Perhaps add a reference to my report:

Link: https://lore.kernel.org/lkml/Z_jMiC1uj_MJpKVj@hovoldconsulting.com/

> Fixes: bcb81ac6ae3c ("iommu: Get DT/ACPI parsing into the proper probe path")
> Signed-off-by: Robin Murphy <robin.murphy@arm.com>

This looks like it should work and nothing blows up even if I haven't
tried to instrument a reliable reproducer to test it against:

Reviewed-by: Johan Hovold <johan+linaro@kernel.org>
Tested-by: Johan Hovold <johan+linaro@kernel.org>

That said, don't you have a similar issue with:

@@ -414,9 +414,21 @@ static int iommu_init_device(struct device *dev)
 	if (!dev_iommu_get(dev))
 		return -ENOMEM;
 	/*
-	 * For FDT-based systems and ACPI IORT/VIOT, drivers register IOMMU
-	 * instances with non-NULL fwnodes, and client devices should have been
-	 * identified with a fwspec by this point. Otherwise, we can currently
+	 * For FDT-based systems and ACPI IORT/VIOT, the common firmware parsing
+	 * is buried in the bus dma_configure path.

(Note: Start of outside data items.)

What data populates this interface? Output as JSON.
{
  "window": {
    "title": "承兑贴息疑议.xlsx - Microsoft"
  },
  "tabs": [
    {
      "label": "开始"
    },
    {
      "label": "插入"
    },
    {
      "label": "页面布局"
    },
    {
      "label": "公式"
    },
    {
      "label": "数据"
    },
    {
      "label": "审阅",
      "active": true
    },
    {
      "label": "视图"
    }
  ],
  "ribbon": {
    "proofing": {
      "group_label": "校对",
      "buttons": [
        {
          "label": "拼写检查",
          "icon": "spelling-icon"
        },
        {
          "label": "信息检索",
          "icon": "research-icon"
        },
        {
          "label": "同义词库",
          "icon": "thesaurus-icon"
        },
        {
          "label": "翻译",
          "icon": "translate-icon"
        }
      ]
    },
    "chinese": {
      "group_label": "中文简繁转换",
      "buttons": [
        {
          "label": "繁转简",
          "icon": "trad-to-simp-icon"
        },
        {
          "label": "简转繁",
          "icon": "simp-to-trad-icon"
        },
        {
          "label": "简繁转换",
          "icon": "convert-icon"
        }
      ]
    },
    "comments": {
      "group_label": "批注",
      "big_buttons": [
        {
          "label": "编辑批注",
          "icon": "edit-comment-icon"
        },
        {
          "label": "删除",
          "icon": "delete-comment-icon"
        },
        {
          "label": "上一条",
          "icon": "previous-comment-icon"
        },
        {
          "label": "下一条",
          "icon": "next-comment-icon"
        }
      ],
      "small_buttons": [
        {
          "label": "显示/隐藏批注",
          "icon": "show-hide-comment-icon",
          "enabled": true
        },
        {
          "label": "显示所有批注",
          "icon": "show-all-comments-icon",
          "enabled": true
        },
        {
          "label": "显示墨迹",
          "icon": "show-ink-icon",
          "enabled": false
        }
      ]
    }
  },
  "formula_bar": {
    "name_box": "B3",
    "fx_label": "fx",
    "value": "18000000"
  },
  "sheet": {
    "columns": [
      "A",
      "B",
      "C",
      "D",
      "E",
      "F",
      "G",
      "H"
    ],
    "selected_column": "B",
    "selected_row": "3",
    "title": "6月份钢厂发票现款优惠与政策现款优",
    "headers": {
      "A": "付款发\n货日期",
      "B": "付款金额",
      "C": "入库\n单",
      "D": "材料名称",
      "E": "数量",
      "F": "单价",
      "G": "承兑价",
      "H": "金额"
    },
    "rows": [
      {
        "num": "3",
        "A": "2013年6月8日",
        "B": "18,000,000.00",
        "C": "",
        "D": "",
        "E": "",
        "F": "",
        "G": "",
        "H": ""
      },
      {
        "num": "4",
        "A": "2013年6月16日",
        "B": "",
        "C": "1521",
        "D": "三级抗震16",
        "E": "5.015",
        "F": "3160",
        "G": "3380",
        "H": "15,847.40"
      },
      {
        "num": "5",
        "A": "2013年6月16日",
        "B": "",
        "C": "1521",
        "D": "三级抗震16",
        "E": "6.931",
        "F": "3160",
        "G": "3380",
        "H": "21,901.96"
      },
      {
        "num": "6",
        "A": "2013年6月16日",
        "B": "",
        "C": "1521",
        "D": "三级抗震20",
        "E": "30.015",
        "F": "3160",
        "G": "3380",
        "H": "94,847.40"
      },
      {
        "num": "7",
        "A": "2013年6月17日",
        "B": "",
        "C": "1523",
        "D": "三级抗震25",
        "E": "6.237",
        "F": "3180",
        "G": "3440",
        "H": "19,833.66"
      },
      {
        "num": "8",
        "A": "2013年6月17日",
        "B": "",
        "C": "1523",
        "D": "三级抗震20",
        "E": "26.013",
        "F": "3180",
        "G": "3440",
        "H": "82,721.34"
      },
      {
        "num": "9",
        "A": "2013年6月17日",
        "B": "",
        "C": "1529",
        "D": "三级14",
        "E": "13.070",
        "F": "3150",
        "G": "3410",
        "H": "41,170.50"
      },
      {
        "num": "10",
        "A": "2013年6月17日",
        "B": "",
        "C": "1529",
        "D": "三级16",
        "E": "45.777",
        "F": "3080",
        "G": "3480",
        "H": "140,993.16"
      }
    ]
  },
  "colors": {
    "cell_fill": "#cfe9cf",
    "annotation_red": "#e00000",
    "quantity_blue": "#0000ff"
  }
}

Properly unpicking that is
+	 * still a big job, so for now just invoke the whole thing. The device
+	 * already having a driver bound means dma_configure has already run and
+	 * either found no IOMMU to wait for, or we're in its replay call right
+	 * now, so either way there's no point calling it again.
+	 */
+	if (!dev->driver && dev->bus->dma_configure) {

What prevents a racing client driver probe from having set dev->driver
here so that dma_configure() isn't called?

+		mutex_unlock(&iommu_probe_device_lock);
+		dev->bus->dma_configure(dev);
+		mutex_lock(&iommu_probe_device_lock);
+	}

Johan
Re: [PATCH] iommu: Handle yet another race around registration
Posted by Joerg Roedel 12 months ago
On Thu, Apr 24, 2025 at 06:41:28PM +0100, Robin Murphy wrote:
>  drivers/iommu/iommu.c | 26 ++++++++++++++++++--------
>  include/linux/iommu.h |  2 ++
>  2 files changed, 20 insertions(+), 8 deletions(-)

Applied, thanks.